Straight ahead a car begins rolling backwards, unable to make it up the ramp from the ساءلة, the name of the road, which I was taught also means ‘flood’ or ‘big water after a rain’. My teacher started with ocean, went to sea, to river, to lake, to stream, to creek, to well. I asked him, What’s it called after a rain, you know, the water on the ground? Children like to jump in these? This is the word he gave me, and I realized why he was confused. Rain is never a pleasant drizzle here, it comes down constantly in torrents for a month, to clear up for another eleven. Instead of puddles, it causes floods and rivers where for a year there is only dust.

The car disrupts the flow, and the cars behind him honk and honk. He backs up a little more, revs his engine, throws it into gear. With a lurch, it makes it two thirds the way up the hill, but again he begins the slow descent backwards, slamming his hand on the horn to the let the oncoming traffic know that he’s not going to stop. Again a traffic problem, he revs, the tires screech, and he attacks the base of the hill, but only inches over the top. The car was old, sure, but this road is pretty new. I bet this car hasn’t been out of Sana’a in years. Anywhere you look you see a mountain. I live in a valley of sprawling population at 7,000 feet.

Before me passes a man wearing his traditional gown, his waist bordered by a decorative knife, and his head covered in a red and black checkered shawl. He’s carrying two large containers you might buy at a gas station to bring to your stalled coach, but these are uncapped, and the liquid splashes out on to the ground as he hurries by. Either this is filtered water for drinking, or his house lacks its own tap.
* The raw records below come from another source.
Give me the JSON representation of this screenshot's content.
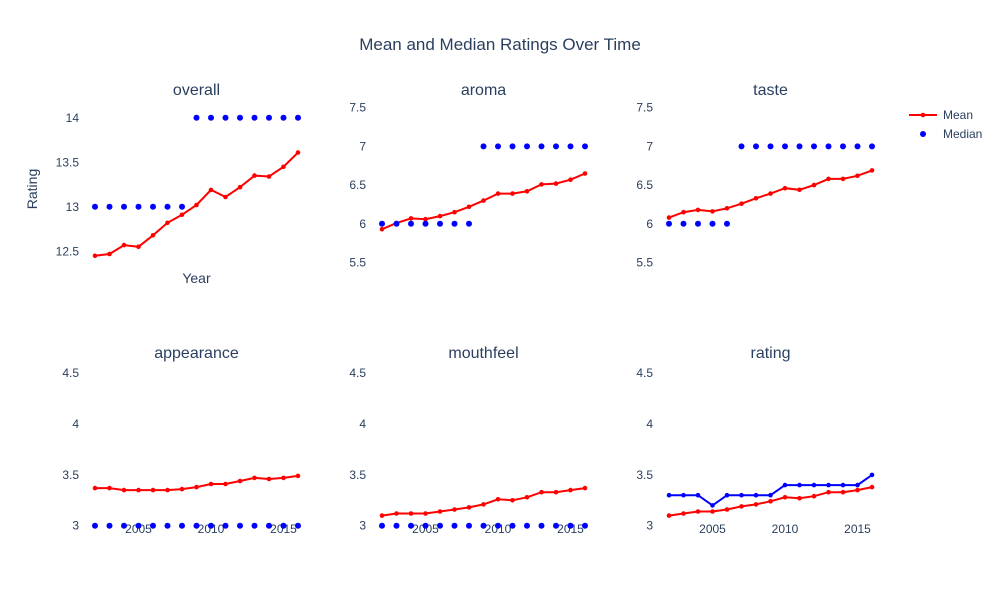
{
  "chart_data": {
    "type": "line",
    "title": "Mean and Median Ratings Over Time",
    "x": [
      2002,
      2003,
      2004,
      2005,
      2006,
      2007,
      2008,
      2009,
      2010,
      2011,
      2012,
      2013,
      2014,
      2015,
      2016
    ],
    "legend": {
      "placement": "top-right",
      "items": [
        {
          "name": "Mean",
          "color": "#ff0000",
          "style": "line+markers"
        },
        {
          "name": "Median",
          "color": "#0000ff",
          "style": "markers"
        }
      ]
    },
    "subplots": [
      {
        "title": "overall",
        "xlabel": "Year",
        "ylabel": "Rating",
        "ylim": [
          12.2,
          14.2
        ],
        "yticks": [
          12.5,
          13,
          13.5,
          14
        ],
        "ytick_labels": [
          "12.5",
          "13",
          "13.5",
          "14"
        ],
        "xticks": [],
        "xtick_labels": [],
        "series": [
          {
            "name": "Mean",
            "mode": "lines+markers",
            "values": [
              12.45,
              12.47,
              12.57,
              12.55,
              12.68,
              12.82,
              12.91,
              13.02,
              13.19,
              13.11,
              13.22,
              13.35,
              13.34,
              13.45,
              13.61
            ]
          },
          {
            "name": "Median",
            "mode": "markers",
            "values": [
              13,
              13,
              13,
              13,
              13,
              13,
              13,
              14,
              14,
              14,
              14,
              14,
              14,
              14,
              14
            ]
          }
        ]
      },
      {
        "title": "aroma",
        "ylim": [
          5.3,
          7.6
        ],
        "yticks": [
          5.5,
          6,
          6.5,
          7,
          7.5
        ],
        "ytick_labels": [
          "5.5",
          "6",
          "6.5",
          "7",
          "7.5"
        ],
        "xticks": [],
        "xtick_labels": [],
        "series": [
          {
            "name": "Mean",
            "mode": "lines+markers",
            "values": [
              5.93,
              6.01,
              6.07,
              6.06,
              6.1,
              6.15,
              6.22,
              6.3,
              6.39,
              6.39,
              6.42,
              6.51,
              6.52,
              6.57,
              6.65
            ]
          },
          {
            "name": "Median",
            "mode": "markers",
            "values": [
              6,
              6,
              6,
              6,
              6,
              6,
              6,
              7,
              7,
              7,
              7,
              7,
              7,
              7,
              7
            ]
          }
        ]
      },
      {
        "title": "taste",
        "ylim": [
          5.3,
          7.6
        ],
        "yticks": [
          5.5,
          6,
          6.5,
          7,
          7.5
        ],
        "ytick_labels": [
          "5.5",
          "6",
          "6.5",
          "7",
          "7.5"
        ],
        "xticks": [],
        "xtick_labels": [],
        "series": [
          {
            "name": "Mean",
            "mode": "lines+markers",
            "values": [
              6.08,
              6.15,
              6.18,
              6.16,
              6.2,
              6.26,
              6.33,
              6.39,
              6.46,
              6.44,
              6.5,
              6.58,
              6.58,
              6.62,
              6.69
            ]
          },
          {
            "name": "Median",
            "mode": "markers",
            "values": [
              6,
              6,
              6,
              6,
              6,
              7,
              7,
              7,
              7,
              7,
              7,
              7,
              7,
              7,
              7
            ]
          }
        ]
      },
      {
        "title": "appearance",
        "ylim": [
          2.85,
          4.6
        ],
        "yticks": [
          3,
          3.5,
          4,
          4.5
        ],
        "ytick_labels": [
          "3",
          "3.5",
          "4",
          "4.5"
        ],
        "xticks": [
          2005,
          2010,
          2015
        ],
        "xtick_labels": [
          "2005",
          "2010",
          "2015"
        ],
        "series": [
          {
            "name": "Mean",
            "mode": "lines+markers",
            "values": [
              3.37,
              3.37,
              3.35,
              3.35,
              3.35,
              3.35,
              3.36,
              3.38,
              3.41,
              3.41,
              3.44,
              3.47,
              3.46,
              3.47,
              3.49
            ]
          },
          {
            "name": "Median",
            "mode": "markers",
            "values": [
              3,
              3,
              3,
              3,
              3,
              3,
              3,
              3,
              3,
              3,
              3,
              3,
              3,
              3,
              3
            ]
          }
        ]
      },
      {
        "title": "mouthfeel",
        "ylim": [
          2.85,
          4.6
        ],
        "yticks": [
          3,
          3.5,
          4,
          4.5
        ],
        "ytick_labels": [
          "3",
          "3.5",
          "4",
          "4.5"
        ],
        "xticks": [
          2005,
          2010,
          2015
        ],
        "xtick_labels": [
          "2005",
          "2010",
          "2015"
        ],
        "series": [
          {
            "name": "Mean",
            "mode": "lines+markers",
            "values": [
              3.1,
              3.12,
              3.12,
              3.12,
              3.14,
              3.16,
              3.18,
              3.21,
              3.26,
              3.25,
              3.28,
              3.33,
              3.33,
              3.35,
              3.37
            ]
          },
          {
            "name": "Median",
            "mode": "markers",
            "values": [
              3,
              3,
              3,
              3,
              3,
              3,
              3,
              3,
              3,
              3,
              3,
              3,
              3,
              3,
              3
            ]
          }
        ]
      },
      {
        "title": "rating",
        "ylim": [
          2.85,
          4.6
        ],
        "yticks": [
          3,
          3.5,
          4,
          4.5
        ],
        "ytick_labels": [
          "3",
          "3.5",
          "4",
          "4.5"
        ],
        "xticks": [
          2005,
          2010,
          2015
        ],
        "xtick_labels": [
          "2005",
          "2010",
          "2015"
        ],
        "series": [
          {
            "name": "Mean",
            "mode": "lines+markers",
            "values": [
              3.1,
              3.12,
              3.14,
              3.14,
              3.16,
              3.19,
              3.21,
              3.24,
              3.28,
              3.27,
              3.29,
              3.33,
              3.33,
              3.35,
              3.38
            ]
          },
          {
            "name": "Median",
            "mode": "lines+markers",
            "values": [
              3.3,
              3.3,
              3.3,
              3.2,
              3.3,
              3.3,
              3.3,
              3.3,
              3.4,
              3.4,
              3.4,
              3.4,
              3.4,
              3.4,
              3.5
            ]
          }
        ]
      }
    ]
  }
}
Today I’m not paying attention and realize I’m done with my tea when I feel its grit between my teeth. I’m not here to study or meet with a new friend, so I just hold the glass in my lap, content to look out at the old buildings highlighted by the fading light of sunset. As the sun slips behind the mountain, night falls quickly, and I squeeze the glass for the last of its warmth. I think a little in Arabic, trying to practice even when not talking. Every day I learn some new words, or another way for saying something I thought I had down pat, and feel like a physicist: answering one question opens up five more. I’m learning two languages. The Arabic of the books and media and government, and the Arabic spoken here in the streets of Sana’a. This spoken Arabic comes in many colors and varieties, influenced by the tribes and regions of Yemen, each with their own identity, history, and traditions, blending together in a city that was a tenth of its size twenty years ago.

My daydream is broken by the grunts of the old man. He wants his glass back. I look around and notice that the place is filling up quickly. The men are pouring out of the mosque next to the shop, and and many stop in for some tea after the sunset prayer.

“Do you chew?” He points to his cheek, slightly sunken for the lack of teeth that give mine shape. “Sometimes!” I shout. His eyes close as he pulls his lips towards his ears, giving me a smile I appreciated all the more for the effort it must have taken. I say no more to discourage this man from talking any further. Everything he does must hurt, his body tattered from the years of military service, or the incessant qat, or just living in this city, and besides, I couldn’t understand him anyway. His dialect was beyond me.

I head back to my house to take a shower. No studying tonight because there’s no class tomorrow, not because of Thanksgiving, but because it’s Thursday, the same as any other Saturday back home.